SHMT2-Folate-Folate Receptor Axis Impaired Erythropoiesis in Myelodysplastic Syndrome

Myelodysplastic syndromes (MDS) are a group of heterogeneous clonal bone marrow diseases with a high risk of progressing to acute myeloid leukemia. Current therapies for MDS patients include bone marrow transplantation and hypomethylation chemotherapy, however, since MDS is very common in elderly people, many patients cannot tolerate transplantation related complications or acquire drug resistance, making it urgent to develop novel therapy. Abnormal metabolic regulation had been reported to be involved the pathogenesis of many diseases including MDS, but the underlying mechanisms are not fully characterized.
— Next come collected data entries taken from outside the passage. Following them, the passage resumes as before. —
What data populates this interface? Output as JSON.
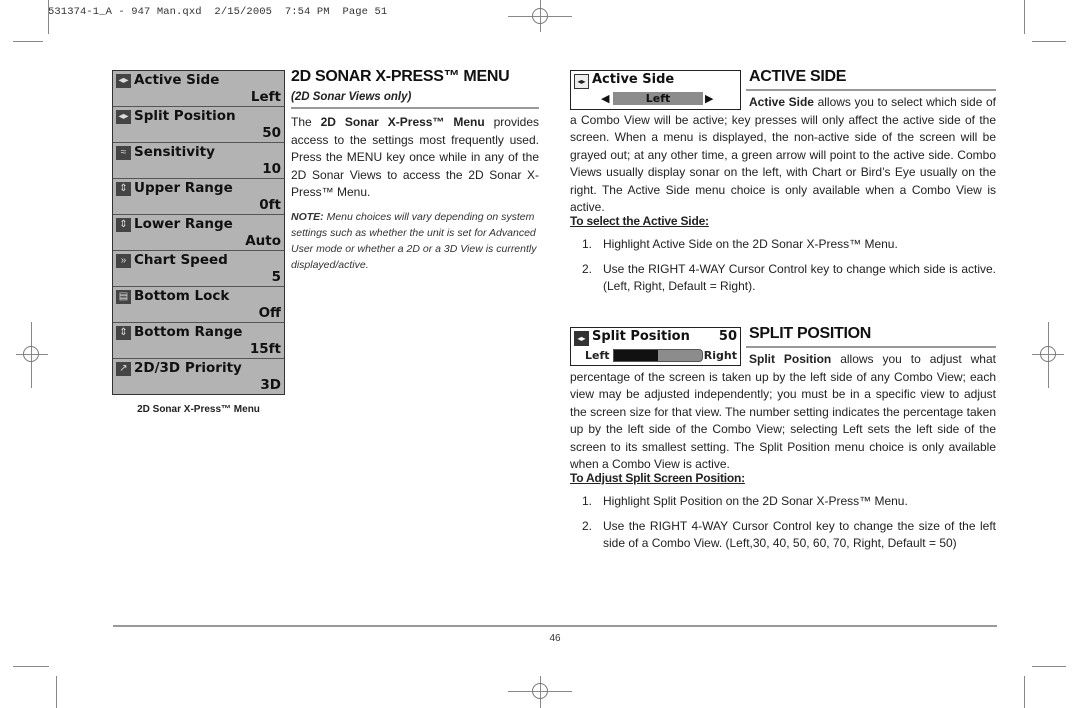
{
  "slug": "531374-1_A - 947 Man.qxd  2/15/2005  7:54 PM  Page 51",
  "menu": {
    "caption": "2D Sonar X-Press™ Menu",
    "items": [
      {
        "label": "Active Side",
        "value": "Left",
        "icon": "active-side-icon",
        "glyph": "◂▸"
      },
      {
        "label": "Split Position",
        "value": "50",
        "icon": "split-position-icon",
        "glyph": "◂▸"
      },
      {
        "label": "Sensitivity",
        "value": "10",
        "icon": "sensitivity-icon",
        "glyph": "≈"
      },
      {
        "label": "Upper Range",
        "value": "0ft",
        "icon": "upper-range-icon",
        "glyph": "⇕"
      },
      {
        "label": "Lower Range",
        "value": "Auto",
        "icon": "lower-range-icon",
        "glyph": "⇕"
      },
      {
        "label": "Chart Speed",
        "value": "5",
        "icon": "chart-speed-icon",
        "glyph": "»"
      },
      {
        "label": "Bottom Lock",
        "value": "Off",
        "icon": "bottom-lock-icon",
        "glyph": "▤"
      },
      {
        "label": "Bottom Range",
        "value": "15ft",
        "icon": "bottom-range-icon",
        "glyph": "⇕"
      },
      {
        "label": "2D/3D Priority",
        "value": "3D",
        "icon": "priority-icon",
        "glyph": "↗"
      }
    ]
  },
  "intro": {
    "title": "2D SONAR  X-PRESS™ MENU",
    "subtitle": "(2D Sonar Views only)",
    "body_lead": "The ",
    "body_bold": "2D Sonar X-Press™ Menu",
    "body_rest": " provides access to the settings most frequently used. Press the MENU key once while in any of the 2D Sonar Views to access the 2D Sonar X-Press™ Menu.",
    "note_label": "NOTE:",
    "note_text": " Menu choices will vary depending on system settings such as whether the unit is set for Advanced User mode or whether a 2D or a 3D View is currently displayed/active."
  },
  "active_side": {
    "widget_title": "Active Side",
    "widget_value": "Left",
    "title": "ACTIVE SIDE",
    "body_bold": "Active Side",
    "body_rest": " allows you to select which side of a Combo View will be active; key presses will only affect the active side of the screen. When a menu is displayed, the non-active side of the screen will be grayed out; at any other time, a green arrow will point to the active side. Combo Views usually display sonar on the left, with Chart or Bird’s Eye usually on the right. The Active Side menu choice is only available when a Combo View is active.",
    "steps_heading": "To select the Active Side:",
    "steps": [
      {
        "num": "1.",
        "text": "Highlight Active Side on the 2D Sonar X-Press™ Menu."
      },
      {
        "num": "2.",
        "text": "Use the RIGHT 4-WAY Cursor Control key to change which side is active. (Left, Right, Default = Right)."
      }
    ]
  },
  "split_position": {
    "widget_title": "Split Position",
    "widget_value": "50",
    "slider_left": "Left",
    "slider_right": "Right",
    "slider_percent": 50,
    "title": "SPLIT POSITION",
    "body_bold": "Split Position",
    "body_rest": " allows you to adjust what percentage of the screen is taken up by the left side of any Combo View; each view may be adjusted independently; you must be in a specific view to adjust the screen size for that view. The number setting indicates the percentage taken up by the left side of the Combo View; selecting Left sets the left side of the screen to its smallest setting. The Split Position menu choice is only available when a Combo View is active.",
    "steps_heading": "To Adjust Split Screen Position:",
    "steps": [
      {
        "num": "1.",
        "text": "Highlight Split Position on the 2D Sonar X-Press™ Menu."
      },
      {
        "num": "2.",
        "text": "Use the RIGHT 4-WAY Cursor Control key to change the size of the left side of a Combo View. (Left,30, 40, 50, 60, 70, Right, Default = 50)"
      }
    ]
  },
  "footer": {
    "page_number": "46"
  }
}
To explore underlying mechanisms and develop novel therapy to treat MDS, we utilized NUP98-HOXD13 knock-in mice which was a well-known MDS mouse model. We purified bone marrow lineage negative cells from MDS and control mice and performed RNA sequencing. After data processing, we found SHMT2 was dramatically up regulated in MDS mice. SHMT2 involved the one-carbon unit cycling and regulated the contents of glycine, serine and folate. Followed metabolomic profiling showed that, only folate, but not glycine and serine, was significantly increased in MDS mice. Furthermore, SHMT2 expression and folate were also significantly increased in MDS patients compared to the healthy cases. These findings indicated that increased SHMT2 expression and overloaded folate may involve MDS pathogenesis. Indeed, high folate diet or folate intraperitoneal injection decreased red blood cell (RBC) number and hemoglobin content, inhibited bone marrow erythropoiesis and shortened the survival of wild mice. And folate intraperitoneal injection into the MDS mice exacerbated anemia symptom. More importantly, using the CRISPR/Cas9 technique and bone marrow transplantation assay, we found that knock-out SHMT2 in MDS mice decreased folate content and alleviated MDS phenotypes. Through a series of assays, we further found that high dose of folate binds to folate receptor 2 (FOLR2) and leads its translocation from membrane to nucleus where FOLR2 regulated gene expression as a transcription factor. FOLR2 up-regulated IRF2 and IRF2BP2 expression levels and inhibited normal erythropoiesis.

Taken together, our findings demonstrated that SHMT2-folate-folate receptor axis inhibited erythropoiesis in MDS, and targeting SHMT2 had therapeutic effectiveness for MDS treatment. Our findings also provided more comprehensive understanding on the relationship between folate and erythropoiesis.

No relevant conflicts of interest to declare.